For the government to submit a previously unpublished 44-page constitutional bill to parliament and conduct the second reading debate the next day – as it does with the Bill of Rights Bill – is unprecedented. The content of the bill will make it much more difficult for people to claim their human rights in the UK. But just as worrying is the government’s authoritarian method of bringing about this constitutional change.
The Conservative Party has waged a long campaign against the Human Rights Act. Its replacement was a feature of the 2010 and 2015 election manifestos, and although the Conservatives formed a government in 2015, the repeal did not proceed. a 2014 consultation document and leaked plans in 2015 are remarkably similar to the latest announcement.
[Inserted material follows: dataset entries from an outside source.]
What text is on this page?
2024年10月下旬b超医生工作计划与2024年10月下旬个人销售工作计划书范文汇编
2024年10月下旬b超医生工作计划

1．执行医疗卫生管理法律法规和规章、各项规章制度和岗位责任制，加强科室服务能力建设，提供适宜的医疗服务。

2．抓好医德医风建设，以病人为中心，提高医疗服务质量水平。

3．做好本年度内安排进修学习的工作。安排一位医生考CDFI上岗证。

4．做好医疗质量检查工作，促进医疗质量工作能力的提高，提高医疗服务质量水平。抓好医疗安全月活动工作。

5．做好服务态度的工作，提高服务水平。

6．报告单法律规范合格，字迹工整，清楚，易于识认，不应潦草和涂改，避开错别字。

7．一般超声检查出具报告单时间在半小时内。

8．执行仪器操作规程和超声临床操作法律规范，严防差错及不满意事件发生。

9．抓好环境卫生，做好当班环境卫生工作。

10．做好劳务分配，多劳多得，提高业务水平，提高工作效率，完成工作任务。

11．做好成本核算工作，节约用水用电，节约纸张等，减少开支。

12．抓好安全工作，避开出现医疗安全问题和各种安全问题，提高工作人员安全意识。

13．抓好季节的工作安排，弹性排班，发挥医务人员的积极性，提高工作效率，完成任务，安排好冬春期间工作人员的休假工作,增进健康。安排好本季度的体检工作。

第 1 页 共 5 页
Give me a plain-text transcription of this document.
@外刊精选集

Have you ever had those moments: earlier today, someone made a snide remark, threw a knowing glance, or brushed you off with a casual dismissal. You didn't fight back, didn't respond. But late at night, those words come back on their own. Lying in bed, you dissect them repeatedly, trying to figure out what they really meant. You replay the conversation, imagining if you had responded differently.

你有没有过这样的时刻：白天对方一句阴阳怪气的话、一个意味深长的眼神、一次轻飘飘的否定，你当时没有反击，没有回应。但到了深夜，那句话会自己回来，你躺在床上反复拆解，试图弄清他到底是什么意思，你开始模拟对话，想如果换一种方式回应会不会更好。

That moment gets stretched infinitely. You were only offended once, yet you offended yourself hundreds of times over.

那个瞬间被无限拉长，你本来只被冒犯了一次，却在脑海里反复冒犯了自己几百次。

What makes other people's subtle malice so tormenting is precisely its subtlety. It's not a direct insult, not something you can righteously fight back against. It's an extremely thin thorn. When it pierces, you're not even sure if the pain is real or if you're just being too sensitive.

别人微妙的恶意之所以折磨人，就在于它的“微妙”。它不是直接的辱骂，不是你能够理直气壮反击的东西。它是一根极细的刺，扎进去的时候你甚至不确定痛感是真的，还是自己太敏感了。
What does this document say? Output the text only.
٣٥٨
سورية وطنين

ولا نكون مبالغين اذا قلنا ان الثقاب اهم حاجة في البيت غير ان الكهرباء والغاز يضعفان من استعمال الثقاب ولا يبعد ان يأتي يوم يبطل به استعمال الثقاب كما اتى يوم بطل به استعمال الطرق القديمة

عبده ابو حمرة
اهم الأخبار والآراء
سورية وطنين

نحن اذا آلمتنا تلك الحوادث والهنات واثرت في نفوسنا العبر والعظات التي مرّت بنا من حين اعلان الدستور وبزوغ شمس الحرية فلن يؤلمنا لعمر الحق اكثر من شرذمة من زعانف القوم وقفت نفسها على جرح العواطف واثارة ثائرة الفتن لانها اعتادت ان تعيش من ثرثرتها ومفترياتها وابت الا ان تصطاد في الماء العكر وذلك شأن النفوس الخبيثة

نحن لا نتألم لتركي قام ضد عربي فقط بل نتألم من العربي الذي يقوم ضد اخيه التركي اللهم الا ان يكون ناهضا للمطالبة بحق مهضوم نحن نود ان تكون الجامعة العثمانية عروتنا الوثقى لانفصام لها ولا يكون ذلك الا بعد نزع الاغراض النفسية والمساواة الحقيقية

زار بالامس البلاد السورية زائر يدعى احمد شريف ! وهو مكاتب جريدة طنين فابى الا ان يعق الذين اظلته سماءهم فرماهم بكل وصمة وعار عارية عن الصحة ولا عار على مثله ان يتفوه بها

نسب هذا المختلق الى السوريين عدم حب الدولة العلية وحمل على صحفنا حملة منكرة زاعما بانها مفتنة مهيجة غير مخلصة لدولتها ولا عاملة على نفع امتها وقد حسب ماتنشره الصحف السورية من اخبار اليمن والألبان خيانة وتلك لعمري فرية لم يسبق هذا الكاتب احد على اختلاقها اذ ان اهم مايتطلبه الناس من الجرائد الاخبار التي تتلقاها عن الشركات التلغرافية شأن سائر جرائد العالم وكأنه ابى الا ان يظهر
These include the reaffirmation of parliamentary sovereignty, the UK’s distance from the European Court of Human Rights and the restriction of human rights for various groups, including prisoners and foreign nationals.
During this long campaign, no balanced arguments have been put forward for or against replacing the Human Rights Act with a Bill of Rights. There is no overarching goal, such as ensuring more effective human rights violations, or addressing new challenges such as climate change.
The focus was rather on the pursuit of ideological goals – the restoration of national pride, sovereignty and democracy, and the return to much better times. While such ideological arguments are likely to be popular with sections of the public, they should not be the driving force behind the overhaul of human rights legislation.
The Ministry of Justice’s consultation document for the Bill of Rights refers to a “long, proud and diverse history of freedom”, saying that common law has been “stifled by the current framework for human rights law”. The recent ruling by the European Court of Human Rights that prevented the plane of asylum seekers on their way to Rwanda to take off has played into these themes.
The government’s approach suggests that those who benefit from the current Human Rights Act will be brought into line with their rights by the new Bill of Rights, reduced or more difficult to access. This includes prisoners, benefit recipients, immigrants and asylum seekers.
The consultation states that lawyers have brought “undeserved” claims that require “significant amounts of taxpayers’ money”, and that national judges have made the law “uncertain”, involved the government in “expensive litigation” and put the public at “additional risk”. . .
Another feature of authoritarianism involves state control of information. It was difficult for the public to access neutral, balanced information explaining the impact of the proposed changes. Even for experts, the 118-page consultation is difficult to understand and full of evidence-based conclusions. The public interest is not mentioned, and it is not clear who will benefit from the proposals.
Do you follow Russia’s example?
The recent increase in populism means that constitutional change in many states is not approached with public interest as a goal. Take Russia as an example. In 2020, Russia amended its constitution and gave its constitutional court the power to overturn rulings of the European Court of Human Rights. Following the invasion of Ukraine, and the exclusion of the Council of Europe in March 2022, its legislature has now voted to end the court’s jurisdiction.
Authoritarian methods of bringing about constitutional change are unbalanced, and are used when there is a risk that formal and balanced methods will not deliver the government’s desired outcome. In short, should the government facilitate a balanced and rigorous debate, there is a risk that the outcome could go either way – as the recent 2016 referendum on EU membership illustrated.
Human rights are about more than sovereignty, nationalism and nostalgia. When it needs to be taken away, it is important that the resources and legitimacy of the state are utilized to make sure everyone understands how the proposed changes are going to affect them. The people of the UK earn much more than they have been given.